4

Het huis van mijn ouders ligt in het chique deel van Long Island. Het is niet een van die peperdure villas aan het strand, maar wel een mooi huis, gebouwd in Engelse koloniale stijl, met twee verdiepingen en een grote tuin.
Toen ik het grindpad op reed dat naar de voordeur loopt, toeterde ik; ik vind het altijd heel leuk als ze naar buiten komen om me te begroeten.
De eerste die verscheen was daddy, met de zondagskrant in zijn hand. 'Gefeliciteerd, Cristina!' zei hij, terwijl hij me omhelsde en we elkaar op beide wangen kusten.
Op dat moment kwam ook mama eraan: ze had haar schort nog voor, dus hadden we haar blijkbaar verrast bij het bereiden van een van haar specialiteiten.
Mijn moeder is een echte keukenprinses; ze heeft er een tijdje van gedroomd om een soort mediterraan restaurant te beginnen op Manhattan. Het koken laat ze bijna nooit aan het dienstmeisje over, en als ik het goed rook was ze op dat moment bezig met een van die overheerlijke visschotels die ze suquet de L'Empordà noemt.
Na een uitbundige begroeting gingen mijn vader en Mike naar de zitkamer, en ik ging met haar mee naar de keuken. Ik moet toegeven dat dat niet mijn favoriete plek is, maar ik wilde haar het nieuws alvast vertellen.

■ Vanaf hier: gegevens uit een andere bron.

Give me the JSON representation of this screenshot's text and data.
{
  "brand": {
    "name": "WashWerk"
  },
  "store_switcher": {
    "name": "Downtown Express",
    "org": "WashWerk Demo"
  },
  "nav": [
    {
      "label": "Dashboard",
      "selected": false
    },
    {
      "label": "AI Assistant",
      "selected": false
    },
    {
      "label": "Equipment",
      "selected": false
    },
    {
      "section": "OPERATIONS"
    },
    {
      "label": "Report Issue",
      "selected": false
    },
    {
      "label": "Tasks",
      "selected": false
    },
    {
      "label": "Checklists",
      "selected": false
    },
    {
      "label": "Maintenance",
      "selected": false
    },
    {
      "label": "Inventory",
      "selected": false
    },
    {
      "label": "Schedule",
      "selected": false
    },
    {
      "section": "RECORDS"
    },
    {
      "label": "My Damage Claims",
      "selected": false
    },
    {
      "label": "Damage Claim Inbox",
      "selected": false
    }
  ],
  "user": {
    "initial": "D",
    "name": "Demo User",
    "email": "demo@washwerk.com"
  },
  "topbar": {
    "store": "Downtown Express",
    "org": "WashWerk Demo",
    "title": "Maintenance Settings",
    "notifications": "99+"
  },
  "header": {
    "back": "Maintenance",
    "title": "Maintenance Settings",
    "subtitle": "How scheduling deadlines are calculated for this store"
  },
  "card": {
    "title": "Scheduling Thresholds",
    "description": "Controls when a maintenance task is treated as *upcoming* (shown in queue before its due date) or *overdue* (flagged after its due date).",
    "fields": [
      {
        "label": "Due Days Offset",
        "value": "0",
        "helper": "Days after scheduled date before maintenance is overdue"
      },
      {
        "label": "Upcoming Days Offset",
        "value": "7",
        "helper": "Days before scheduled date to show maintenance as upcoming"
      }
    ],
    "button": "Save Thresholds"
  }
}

'Een verlovingsring!' riep ze uit toen ze hem zag en ze maakte een sprongetje van blijdschap. 'Wat leuk! Gefeliciteerd!' En ze vloog me nogmaals om de hals. Ze vond het prachtig; voor haar was Mike dé ideale jongen. 'Het is geweldig! Wanneer is de bruiloft?''Dat weten we nog niet, mama,' antwoordde ik, een beetje geïrriteerd omdat ze meteen zo doordraafde. 'Ik heb echt geen haast; we hebben een heerlijk leven zo, met mijn werk gaat het goed en voorlopig wil ik nog geen kinderen. Misschien dat we eerst gaan samenwonen.''Maar je moet alvast een datum prikken voor de bruiloft!''Ik kijk nog wel.' Ik kreeg het benauwd van dat betuttelende gedoe. Het was fijn om een knappe, rijke vriend te hebben. Misschien was het nog beter om hem als verloofde te hebben en vast en zeker net zo fijn als echtgenoot, maar ik had geen haast. Ik wilde dat ze haar aandacht van de bruiloft of naar de ring verplaatste, voordat die verdomde trouwerij reden tot discussie werd.

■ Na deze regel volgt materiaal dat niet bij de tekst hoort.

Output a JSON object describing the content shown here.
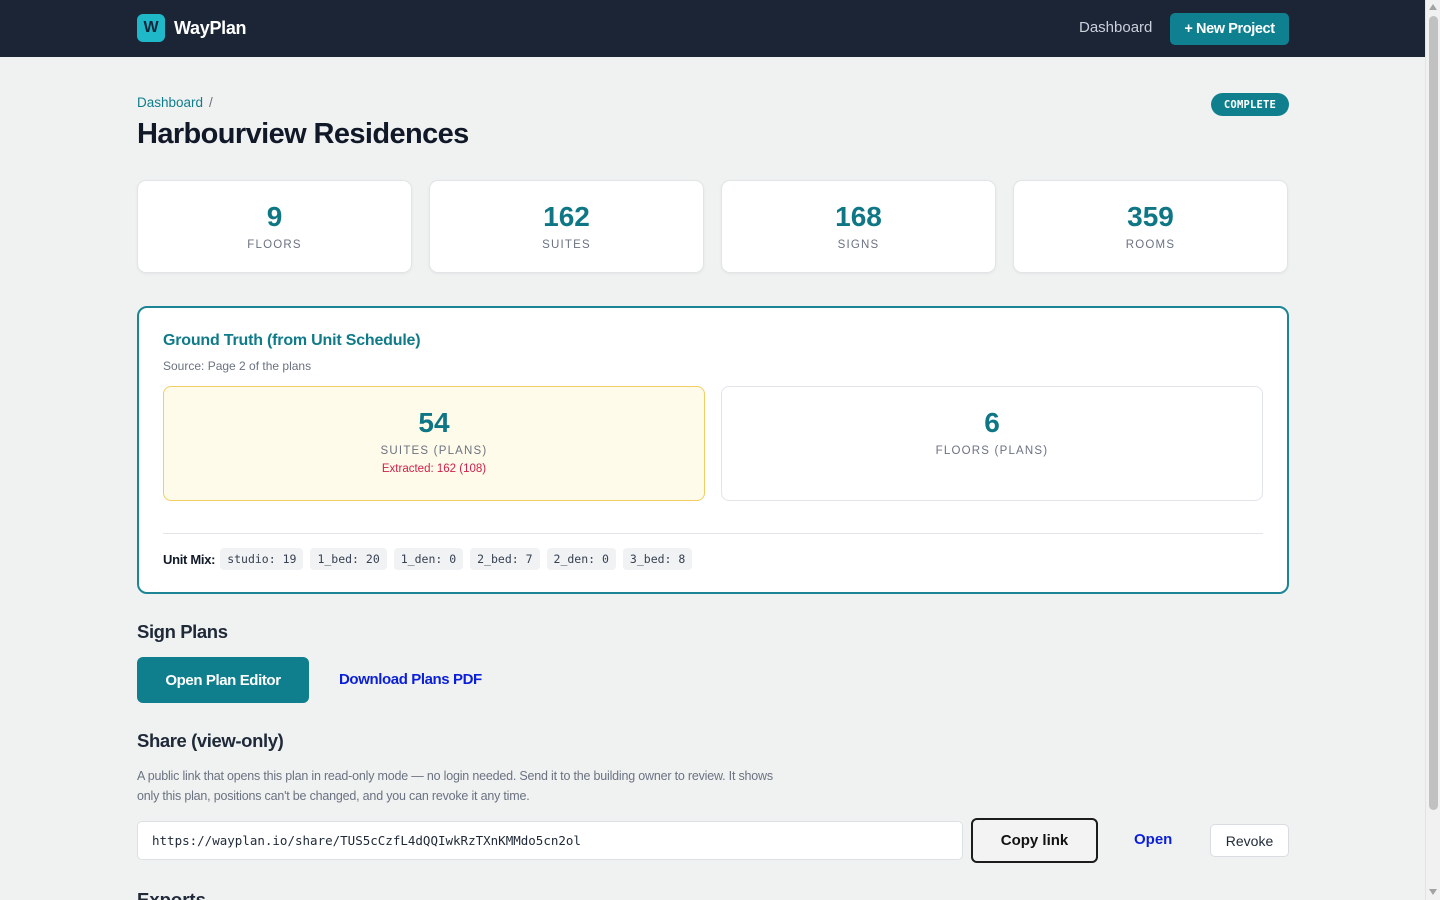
{
  "app": {
    "name": "WayPlan",
    "logo_letter": "W",
    "nav": {
      "dashboard_label": "Dashboard",
      "new_project_label": "+ New Project"
    }
  },
  "breadcrumb": {
    "root": "Dashboard",
    "separator": "/"
  },
  "project": {
    "title": "Harbourview Residences",
    "status": "COMPLETE"
  },
  "stats": [
    {
      "value": "9",
      "label": "FLOORS"
    },
    {
      "value": "162",
      "label": "SUITES"
    },
    {
      "value": "168",
      "label": "SIGNS"
    },
    {
      "value": "359",
      "label": "ROOMS"
    }
  ],
  "ground_truth": {
    "title": "Ground Truth (from Unit Schedule)",
    "source": "Source: Page 2 of the plans",
    "suites": {
      "value": "54",
      "label": "SUITES (PLANS)",
      "extracted": "Extracted: 162 (108)"
    },
    "floors": {
      "value": "6",
      "label": "FLOORS (PLANS)"
    },
    "unit_mix_label": "Unit Mix:",
    "unit_mix": [
      "studio: 19",
      "1_bed: 20",
      "1_den: 0",
      "2_bed: 7",
      "2_den: 0",
      "3_bed: 8"
    ]
  },
  "sign_plans": {
    "heading": "Sign Plans",
    "open_editor_label": "Open Plan Editor",
    "download_label": "Download Plans PDF"
  },
  "share": {
    "heading": "Share (view-only)",
    "description": "A public link that opens this plan in read-only mode — no login needed. Send it to the building owner to review. It shows only this plan, positions can't be changed, and you can revoke it any time.",
    "url": "https://wayplan.io/share/TUS5cCzfL4dQQIwkRzTXnKMMdo5cn2ol",
    "copy_label": "Copy link",
    "open_label": "Open",
    "revoke_label": "Revoke"
  },
  "exports": {
    "heading": "Exports"
  },
  "colors": {
    "nav_bg": "#1b2536",
    "accent": "#0f7f8e",
    "warning_bg": "#fffbeb",
    "warning_border": "#f1cd62",
    "error_text": "#d11f47",
    "link": "#0b1fd8"
  }
}
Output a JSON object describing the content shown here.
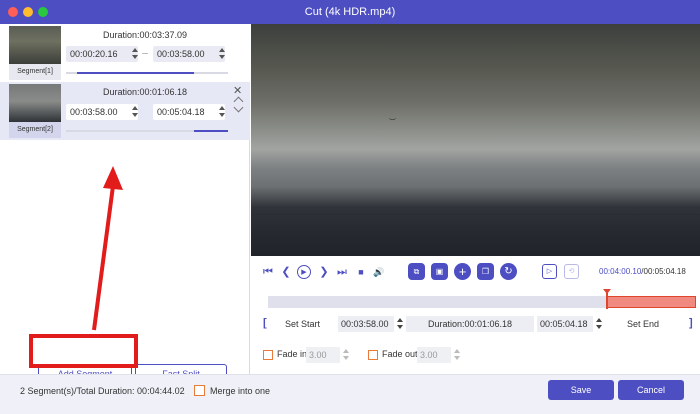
{
  "window": {
    "title": "Cut (4k HDR.mp4)"
  },
  "segments": [
    {
      "label": "Segment[1]",
      "duration": "Duration:00:03:37.09",
      "start": "00:00:20.16",
      "end": "00:03:58.00",
      "progress_start": 0.07,
      "progress_end": 0.79
    },
    {
      "label": "Segment[2]",
      "duration": "Duration:00:01:06.18",
      "start": "00:03:58.00",
      "end": "00:05:04.18",
      "progress_start": 0.79,
      "progress_end": 1.0
    }
  ],
  "segment_controls": {
    "close_glyph": "✕"
  },
  "buttons": {
    "add_segment": "Add Segment",
    "fast_split": "Fast Split",
    "save": "Save",
    "cancel": "Cancel"
  },
  "player": {
    "current_time": "00:04:00.10",
    "total_time": "00:05:04.18",
    "separator": "/",
    "icons": {
      "to_start": "⏮",
      "prev": "❮",
      "play": "▶",
      "next": "❯",
      "to_end": "⏭",
      "stop": "■",
      "volume": "🔊",
      "split": "⧉",
      "snapshot": "▣",
      "add": "+",
      "copy": "❐",
      "rotate": "↻",
      "play_segment": "▷",
      "loop": "⟲"
    }
  },
  "timeline": {
    "selection_start": 0.79,
    "selection_end": 1.0,
    "playhead": 0.79
  },
  "trim": {
    "set_start": "Set Start",
    "set_end": "Set End",
    "start_value": "00:03:58.00",
    "end_value": "00:05:04.18",
    "duration": "Duration:00:01:06.18",
    "left_bracket": "[",
    "right_bracket": "]"
  },
  "fade": {
    "fade_in_label": "Fade in",
    "fade_in_value": "3.00",
    "fade_out_label": "Fade out",
    "fade_out_value": "3.00"
  },
  "bottom": {
    "summary": "2 Segment(s)/Total Duration: 00:04:44.02",
    "merge_label": "Merge into one"
  },
  "colors": {
    "accent": "#4c4ec2",
    "highlight": "#e21b1b",
    "checkbox": "#e87a3a",
    "timeline_selection": "#f08a80"
  }
}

'Maar heb je wel gezien hoe groot en mooi de diamant is?' en ik hield de ring onder haar neus. Ze begint een beetje kippig te worden. Toen keek ze aandachtig naar mijn hand en plotseling merkte ik dat ze geschokt reageerde. Het leek zelfs of ze een stap achteruit wilde doen. Geschrokken keek ze beurtelings naar mij en mijn hand.
'Wat is er met je?''Niets,' loog ze.
'Het lijkt of je ergens van schrikt.''Ik vind het een prachtige ring die je van Mike hebt gekregen. Hij is schitterend,' zei ze even later. 'Maar die andere, die heb ik je nooit eerder zien dragen.''Die heb ik op een heel geheimzinnige manier gekregen,' antwoordde ik enthousiast. 'Maar dat verhaal bewaar ik voor bij het eten, straks als papa er ook bij is.'En na een korte pauze voegde ik eraan toe: 'Maar het voelt een beetje vreemd, alsof ik hem al eerder heb gezien. Komt hij jou niet bekend voor?''Ik kan hem me niet herinneren,' antwoordde ze peinzend. Maar ik kende haar goed genoeg om te weten dat ze niet de waarheid sprak; ze verborg iets voor me. En ik werd nog veel nieuwsgieriger.
'Tijdens de lunch waren mijn ouders gelukkig zo tactvol om niet te laten merken hoe blij ze waren met die peperdure diamant, hoewel mijn moeder soms kan ik haar niet uitstaan - er graag een week lijnen voor over luid gehad om meteen te weten te komen hoe duur hij was geweest. De kwestie van die andere ring kwam pas aan de orde toen het gesprek dat om de eerste draaide niet meer wilde vlotten na alle bewonderende kreten hoe mooi hij was.
Op dat moment begon Mike te vertellen over die mysterieuze motorrijder die op mijn verjaardagsfeest plotseling op de stoep stond. Mike doet niets liever dan overdrijven en zijn verhalen kleuren. De koerier was inmiddels twee meter lang en de New Yorkse versie van Darth Vader, de schurk uit Star Wars die helemaal in het zwart is gehuld, tot en met zijn helm.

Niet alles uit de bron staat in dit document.